Friday, July 18, 2008

The Obamafication of the Republican Party, part 2

Josh Marshall notes the trend of the Bush Administration and the McCain campaign both quietly adopting Barack Obama's positions in Iraq, Afghanistan, and Iran:
Let's run the list.

McCain and now the White House (via the DOD) are moving toward more US troops in Afghanistan -- a position they've each long opposed and which Obama has been on record in support of for at least a year.

Bush and McCain have each also in different ways tried to nudge closer to Obama's position on withdrawing troops from Iraq. The key shoe falling today is President Bush's embrace of a "time horizon" for withdrawing troops from Iraq. Meanwhile, McCain's declaration of military victory in Iraq seems very much like an effort to get people thinking the troops are coming home soon within the conceptual architecture of his professed goals in Iraq.

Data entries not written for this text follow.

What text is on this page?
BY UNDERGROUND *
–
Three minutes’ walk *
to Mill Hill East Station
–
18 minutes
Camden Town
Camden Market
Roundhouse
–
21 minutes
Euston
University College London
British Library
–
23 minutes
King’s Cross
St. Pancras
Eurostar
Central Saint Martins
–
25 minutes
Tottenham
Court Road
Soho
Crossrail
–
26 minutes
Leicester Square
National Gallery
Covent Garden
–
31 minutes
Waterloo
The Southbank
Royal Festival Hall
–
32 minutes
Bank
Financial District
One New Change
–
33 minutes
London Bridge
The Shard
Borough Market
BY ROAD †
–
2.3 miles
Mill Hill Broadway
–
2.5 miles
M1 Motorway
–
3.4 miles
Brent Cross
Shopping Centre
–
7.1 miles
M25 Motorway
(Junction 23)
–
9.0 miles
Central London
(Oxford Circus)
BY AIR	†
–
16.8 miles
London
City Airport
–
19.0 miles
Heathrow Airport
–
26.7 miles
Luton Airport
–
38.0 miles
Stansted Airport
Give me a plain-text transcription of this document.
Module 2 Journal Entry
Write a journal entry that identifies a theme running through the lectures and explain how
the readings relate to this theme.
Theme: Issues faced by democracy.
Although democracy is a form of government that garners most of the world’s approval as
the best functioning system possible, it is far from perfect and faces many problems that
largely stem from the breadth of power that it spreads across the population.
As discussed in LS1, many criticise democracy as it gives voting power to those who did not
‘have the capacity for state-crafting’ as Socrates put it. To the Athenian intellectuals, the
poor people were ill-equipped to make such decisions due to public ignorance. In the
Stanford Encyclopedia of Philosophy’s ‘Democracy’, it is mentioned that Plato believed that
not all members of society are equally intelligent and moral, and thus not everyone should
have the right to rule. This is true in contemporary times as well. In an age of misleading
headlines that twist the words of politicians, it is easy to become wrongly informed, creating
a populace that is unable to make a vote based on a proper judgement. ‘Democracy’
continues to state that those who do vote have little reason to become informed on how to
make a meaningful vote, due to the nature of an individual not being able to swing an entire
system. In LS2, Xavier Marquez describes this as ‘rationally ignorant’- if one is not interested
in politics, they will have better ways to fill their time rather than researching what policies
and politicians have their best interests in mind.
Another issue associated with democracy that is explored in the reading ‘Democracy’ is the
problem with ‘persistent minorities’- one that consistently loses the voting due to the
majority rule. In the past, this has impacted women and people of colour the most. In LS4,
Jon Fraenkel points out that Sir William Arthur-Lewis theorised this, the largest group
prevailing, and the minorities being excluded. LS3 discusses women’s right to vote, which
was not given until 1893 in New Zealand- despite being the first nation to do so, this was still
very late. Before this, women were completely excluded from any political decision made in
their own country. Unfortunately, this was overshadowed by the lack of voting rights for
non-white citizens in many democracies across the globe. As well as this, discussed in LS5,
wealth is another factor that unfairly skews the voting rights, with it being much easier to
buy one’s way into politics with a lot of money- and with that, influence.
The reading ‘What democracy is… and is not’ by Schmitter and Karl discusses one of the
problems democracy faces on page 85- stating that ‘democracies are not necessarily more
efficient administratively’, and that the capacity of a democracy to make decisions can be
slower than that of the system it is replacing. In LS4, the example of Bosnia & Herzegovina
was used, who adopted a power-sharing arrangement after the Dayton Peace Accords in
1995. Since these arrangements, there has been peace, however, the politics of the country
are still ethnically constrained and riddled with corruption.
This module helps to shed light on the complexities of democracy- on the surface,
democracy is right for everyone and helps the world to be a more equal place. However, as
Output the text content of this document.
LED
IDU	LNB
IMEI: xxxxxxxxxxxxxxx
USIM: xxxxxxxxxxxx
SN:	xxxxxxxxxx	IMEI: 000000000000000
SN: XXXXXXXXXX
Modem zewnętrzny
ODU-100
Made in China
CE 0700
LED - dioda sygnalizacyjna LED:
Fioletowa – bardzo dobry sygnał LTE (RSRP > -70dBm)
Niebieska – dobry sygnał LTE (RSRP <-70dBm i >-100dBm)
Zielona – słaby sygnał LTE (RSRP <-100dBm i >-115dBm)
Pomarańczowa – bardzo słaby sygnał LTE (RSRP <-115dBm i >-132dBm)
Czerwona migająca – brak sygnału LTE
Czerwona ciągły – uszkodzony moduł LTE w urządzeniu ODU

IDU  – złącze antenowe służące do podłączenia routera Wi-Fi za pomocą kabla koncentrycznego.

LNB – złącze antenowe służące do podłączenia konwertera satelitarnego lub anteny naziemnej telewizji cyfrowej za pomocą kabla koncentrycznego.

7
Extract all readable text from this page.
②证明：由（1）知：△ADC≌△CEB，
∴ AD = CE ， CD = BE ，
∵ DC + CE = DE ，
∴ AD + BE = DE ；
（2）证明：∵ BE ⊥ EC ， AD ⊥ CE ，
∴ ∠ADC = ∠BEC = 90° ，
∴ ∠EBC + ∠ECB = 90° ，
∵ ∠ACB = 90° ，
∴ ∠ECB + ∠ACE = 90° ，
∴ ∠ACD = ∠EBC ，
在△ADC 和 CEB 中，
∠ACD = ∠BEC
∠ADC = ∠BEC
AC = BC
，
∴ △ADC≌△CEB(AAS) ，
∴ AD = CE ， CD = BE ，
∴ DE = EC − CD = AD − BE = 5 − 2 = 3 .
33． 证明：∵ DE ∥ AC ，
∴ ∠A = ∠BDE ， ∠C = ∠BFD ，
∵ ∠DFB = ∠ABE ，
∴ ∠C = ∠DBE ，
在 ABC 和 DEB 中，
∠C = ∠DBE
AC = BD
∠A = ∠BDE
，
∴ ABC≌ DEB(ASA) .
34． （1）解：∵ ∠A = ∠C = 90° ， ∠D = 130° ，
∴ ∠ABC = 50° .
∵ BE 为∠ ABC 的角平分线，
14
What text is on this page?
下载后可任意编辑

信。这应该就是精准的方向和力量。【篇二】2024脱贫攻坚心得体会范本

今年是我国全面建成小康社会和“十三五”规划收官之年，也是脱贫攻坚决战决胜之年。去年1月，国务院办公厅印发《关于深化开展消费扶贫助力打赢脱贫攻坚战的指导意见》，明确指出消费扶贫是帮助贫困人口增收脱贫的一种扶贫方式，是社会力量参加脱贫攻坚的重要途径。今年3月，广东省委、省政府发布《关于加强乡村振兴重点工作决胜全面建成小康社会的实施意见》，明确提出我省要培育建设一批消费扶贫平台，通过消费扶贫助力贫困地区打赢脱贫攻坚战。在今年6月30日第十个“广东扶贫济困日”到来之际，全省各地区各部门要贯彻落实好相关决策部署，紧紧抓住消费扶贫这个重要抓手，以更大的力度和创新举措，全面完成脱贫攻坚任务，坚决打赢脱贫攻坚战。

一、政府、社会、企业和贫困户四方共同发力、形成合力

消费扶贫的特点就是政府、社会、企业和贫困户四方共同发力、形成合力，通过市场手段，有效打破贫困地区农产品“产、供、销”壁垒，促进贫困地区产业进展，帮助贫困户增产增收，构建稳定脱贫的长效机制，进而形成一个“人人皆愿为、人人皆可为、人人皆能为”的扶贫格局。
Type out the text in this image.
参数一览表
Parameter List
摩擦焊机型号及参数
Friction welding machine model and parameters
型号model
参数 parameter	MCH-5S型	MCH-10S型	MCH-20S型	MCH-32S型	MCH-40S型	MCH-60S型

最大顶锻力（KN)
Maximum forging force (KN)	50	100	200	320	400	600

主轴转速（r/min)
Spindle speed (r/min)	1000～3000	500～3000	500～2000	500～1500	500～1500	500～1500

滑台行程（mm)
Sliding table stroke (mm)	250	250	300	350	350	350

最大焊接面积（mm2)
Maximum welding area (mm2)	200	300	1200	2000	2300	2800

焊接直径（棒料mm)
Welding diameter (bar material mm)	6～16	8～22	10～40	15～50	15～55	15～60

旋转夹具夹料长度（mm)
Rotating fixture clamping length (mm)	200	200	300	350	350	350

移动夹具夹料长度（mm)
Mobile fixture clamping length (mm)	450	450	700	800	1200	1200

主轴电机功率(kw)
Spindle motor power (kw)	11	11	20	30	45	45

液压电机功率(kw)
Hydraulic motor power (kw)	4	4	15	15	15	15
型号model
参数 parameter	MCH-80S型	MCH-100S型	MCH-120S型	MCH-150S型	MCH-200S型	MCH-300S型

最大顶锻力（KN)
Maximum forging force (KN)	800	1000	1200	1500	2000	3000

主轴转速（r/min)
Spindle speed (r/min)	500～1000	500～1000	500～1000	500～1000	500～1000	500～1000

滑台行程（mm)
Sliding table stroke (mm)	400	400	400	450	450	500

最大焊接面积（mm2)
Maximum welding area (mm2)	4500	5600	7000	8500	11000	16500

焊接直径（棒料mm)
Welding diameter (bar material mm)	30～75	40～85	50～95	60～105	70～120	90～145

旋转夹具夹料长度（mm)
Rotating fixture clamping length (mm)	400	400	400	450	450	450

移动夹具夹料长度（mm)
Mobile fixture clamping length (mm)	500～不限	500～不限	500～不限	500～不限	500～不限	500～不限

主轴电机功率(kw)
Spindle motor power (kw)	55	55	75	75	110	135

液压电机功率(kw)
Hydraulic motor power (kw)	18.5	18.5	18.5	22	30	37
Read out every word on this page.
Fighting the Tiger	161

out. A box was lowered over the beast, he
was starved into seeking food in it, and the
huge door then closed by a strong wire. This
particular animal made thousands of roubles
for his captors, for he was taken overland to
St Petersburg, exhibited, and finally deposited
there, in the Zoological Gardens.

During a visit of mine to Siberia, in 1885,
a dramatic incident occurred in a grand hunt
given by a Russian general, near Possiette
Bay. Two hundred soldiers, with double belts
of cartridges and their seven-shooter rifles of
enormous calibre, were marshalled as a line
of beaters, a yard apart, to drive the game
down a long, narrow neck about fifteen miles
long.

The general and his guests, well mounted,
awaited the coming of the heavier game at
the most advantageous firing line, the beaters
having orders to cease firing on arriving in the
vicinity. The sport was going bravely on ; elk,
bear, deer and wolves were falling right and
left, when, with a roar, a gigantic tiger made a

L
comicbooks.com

And finally Iran. I'm not certain what McCain himself has said about Iran in recent days. But over recent months a key line of attack from the president and John McCain has been that Obama is a latter-day Neville Chamberlain for saying we should negotiate with Iran. And now over recent days we've learned that the White House is sending one of its top diplomats to negotiate directly with Iran's nuclear negotiator. And there are growing signs the White House is poised to open a diplomatic interests section (an unofficial diplomatic outpost) in Tehran.

It may all just be an attempt to build some last-minute bragging rights while taking Iraq off the table in the election, but at the end of the day this is still John McCain and George W. Bush tacitly conceding that Barack is right about getting out of Iraq and negotiating with Ahmadinejad, and they were wrong.

One hell of a story, if you can find someone to report it.